Bob Geldof’s fury at the Family Court
Last week musician Bob Geldof criticised the Family Court’s decision to award primary custody (as it was called at that time) of his children Fifi, Peaches and Pixie to their mother Paula Yates after their separation in 1995, calling it a “disgrace”.
Speaking after the death of his daughter Peaches – of a heroin overdose at the age of 25 – and his daughter Fifi’s public admission that she has suffered from clinical depression since the age of 11, Geldof stated that he “blames [the] entire family court system for so much of [their] subsequent pain”. He told Saga Magazine that after initially attempting to secure shared custody of his three children with ex-wife Paula Yates, he was only awarded visitation rights on a bi-weekly basis, despite previously spending “every single day” with the trio. Geldof suggested that this decision stopped him from taking sufficient care of his children, and prevented him from protecting them from harm. “All I wanted was to see my kids 50% of the time. They’re my children! I wouldn’t have had them if I didn’t want the privilege of bringing them up and I wanted to keep my kids away from this decadent world Paula had fallen into. The courts of course prevented that as much as possible,” he said.

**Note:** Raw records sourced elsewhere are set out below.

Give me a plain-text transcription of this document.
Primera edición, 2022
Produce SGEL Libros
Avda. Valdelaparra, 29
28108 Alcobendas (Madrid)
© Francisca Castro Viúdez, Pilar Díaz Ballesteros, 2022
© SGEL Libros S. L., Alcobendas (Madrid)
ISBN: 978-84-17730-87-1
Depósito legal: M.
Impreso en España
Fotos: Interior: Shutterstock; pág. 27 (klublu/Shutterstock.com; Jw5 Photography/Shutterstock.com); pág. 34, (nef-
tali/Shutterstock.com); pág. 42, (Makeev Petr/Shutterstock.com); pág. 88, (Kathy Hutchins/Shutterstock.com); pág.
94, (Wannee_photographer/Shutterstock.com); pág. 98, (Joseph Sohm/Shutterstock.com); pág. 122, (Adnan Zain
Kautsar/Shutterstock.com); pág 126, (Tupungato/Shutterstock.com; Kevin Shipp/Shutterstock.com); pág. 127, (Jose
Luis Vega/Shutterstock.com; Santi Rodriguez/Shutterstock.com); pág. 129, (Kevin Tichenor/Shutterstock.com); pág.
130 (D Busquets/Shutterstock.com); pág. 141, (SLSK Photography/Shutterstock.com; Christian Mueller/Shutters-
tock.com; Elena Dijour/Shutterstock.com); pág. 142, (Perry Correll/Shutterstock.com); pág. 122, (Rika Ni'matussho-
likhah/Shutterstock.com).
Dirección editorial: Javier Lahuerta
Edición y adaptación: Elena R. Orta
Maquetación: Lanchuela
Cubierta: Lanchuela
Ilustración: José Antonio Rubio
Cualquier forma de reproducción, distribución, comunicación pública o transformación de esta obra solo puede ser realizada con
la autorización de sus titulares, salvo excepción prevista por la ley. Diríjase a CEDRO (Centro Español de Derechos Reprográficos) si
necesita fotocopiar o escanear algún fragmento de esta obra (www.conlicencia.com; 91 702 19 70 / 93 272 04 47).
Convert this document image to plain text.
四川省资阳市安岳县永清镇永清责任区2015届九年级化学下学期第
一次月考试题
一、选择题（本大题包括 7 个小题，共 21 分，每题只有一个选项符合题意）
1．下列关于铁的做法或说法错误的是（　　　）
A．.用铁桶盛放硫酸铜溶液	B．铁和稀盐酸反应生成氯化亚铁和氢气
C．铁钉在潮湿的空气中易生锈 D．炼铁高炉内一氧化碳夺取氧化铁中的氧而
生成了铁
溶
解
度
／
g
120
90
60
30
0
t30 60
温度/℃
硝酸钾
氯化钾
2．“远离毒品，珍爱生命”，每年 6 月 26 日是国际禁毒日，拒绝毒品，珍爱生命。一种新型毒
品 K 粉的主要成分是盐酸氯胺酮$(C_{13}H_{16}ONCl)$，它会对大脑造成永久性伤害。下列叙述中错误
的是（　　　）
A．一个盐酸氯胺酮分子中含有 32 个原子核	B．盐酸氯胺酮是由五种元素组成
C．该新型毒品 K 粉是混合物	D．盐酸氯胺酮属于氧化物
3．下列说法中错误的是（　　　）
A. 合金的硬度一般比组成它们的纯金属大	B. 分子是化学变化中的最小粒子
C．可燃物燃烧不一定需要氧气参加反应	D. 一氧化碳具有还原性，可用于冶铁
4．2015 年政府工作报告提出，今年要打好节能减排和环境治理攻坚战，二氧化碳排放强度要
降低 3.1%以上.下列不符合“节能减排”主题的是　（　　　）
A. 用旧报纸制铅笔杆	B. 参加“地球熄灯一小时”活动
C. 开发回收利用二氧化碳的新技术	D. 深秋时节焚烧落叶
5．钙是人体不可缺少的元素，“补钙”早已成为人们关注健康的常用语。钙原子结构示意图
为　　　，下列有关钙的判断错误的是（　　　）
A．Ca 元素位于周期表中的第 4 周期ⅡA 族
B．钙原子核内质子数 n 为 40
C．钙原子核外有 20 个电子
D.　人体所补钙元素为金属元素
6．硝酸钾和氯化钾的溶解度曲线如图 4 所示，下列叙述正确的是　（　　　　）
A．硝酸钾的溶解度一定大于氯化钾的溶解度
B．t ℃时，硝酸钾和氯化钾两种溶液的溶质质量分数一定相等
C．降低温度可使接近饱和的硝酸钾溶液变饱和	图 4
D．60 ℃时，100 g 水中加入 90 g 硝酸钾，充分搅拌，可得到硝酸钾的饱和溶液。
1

Rights for divorced fathers
A prominent promoter of the rights of divorced fathers, and a vociferous endorser of the controversial organisation Fathers 4 Justice, Geldof suggested that the decision of the Court to award Yates primary custody in 1995 was due to a general gender bias towards women as the preferred full time parent. This typecasting, he maintained, continues to result in what he controversially described as “state-sanctioned kidnapping”. Research from the Ministry of Justice 2011 Family Justice Review found whilst there is “a perception that the system favours mothers over fathers” perpetuated by common court outcomes, there is “no evidence that the courts are biased against non resident parents”. The report emphasised that the Family Court makes child custody decisions on what it determines to be in the child’s best interests: s1(1) of the Children Act 1989 states that “the child’s welfare shall be the court’s paramount consideration”.

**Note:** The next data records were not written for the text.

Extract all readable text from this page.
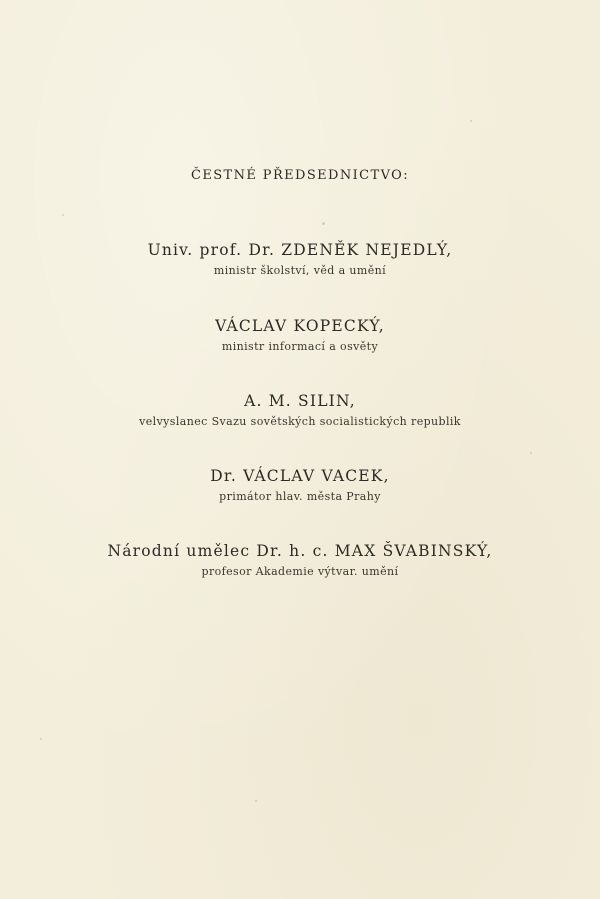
ČESTNÉ PŘEDSEDNICTVO:
Univ. prof. Dr. ZDENĚK NEJEDLÝ,
ministr školství, věd a umění
VÁCLAV KOPECKÝ,
ministr informací a osvěty
A. M. SILIN,
velvyslanec Svazu sovětských socialistických republik
Dr. VÁCLAV VACEK,
primátor hlav. města Prahy
Národní umělec Dr. h. c. MAX ŠVABINSKÝ,
profesor Akademie výtvar. umění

In 1998, Geldof was awarded primary custody of his daughters. After Paula Yates’ heroin-related death in 2000, he was also awarded custody of Yates’ daughter with the late INXS singer Michael Hutchence, after the courts determined it to be in her best interests to live with Geldof and her half-sisters instead of Hutchence’s family.
This was a guest post by Sara Zadeh who is interested in all aspects of Family Law. She studied Criminology and Applied Psychology and has completed the Graduate Diploma in Law and Legal Practice Course. Sara is currently volunteering at the Citizens Advice Bureau and Disability Advice Centre.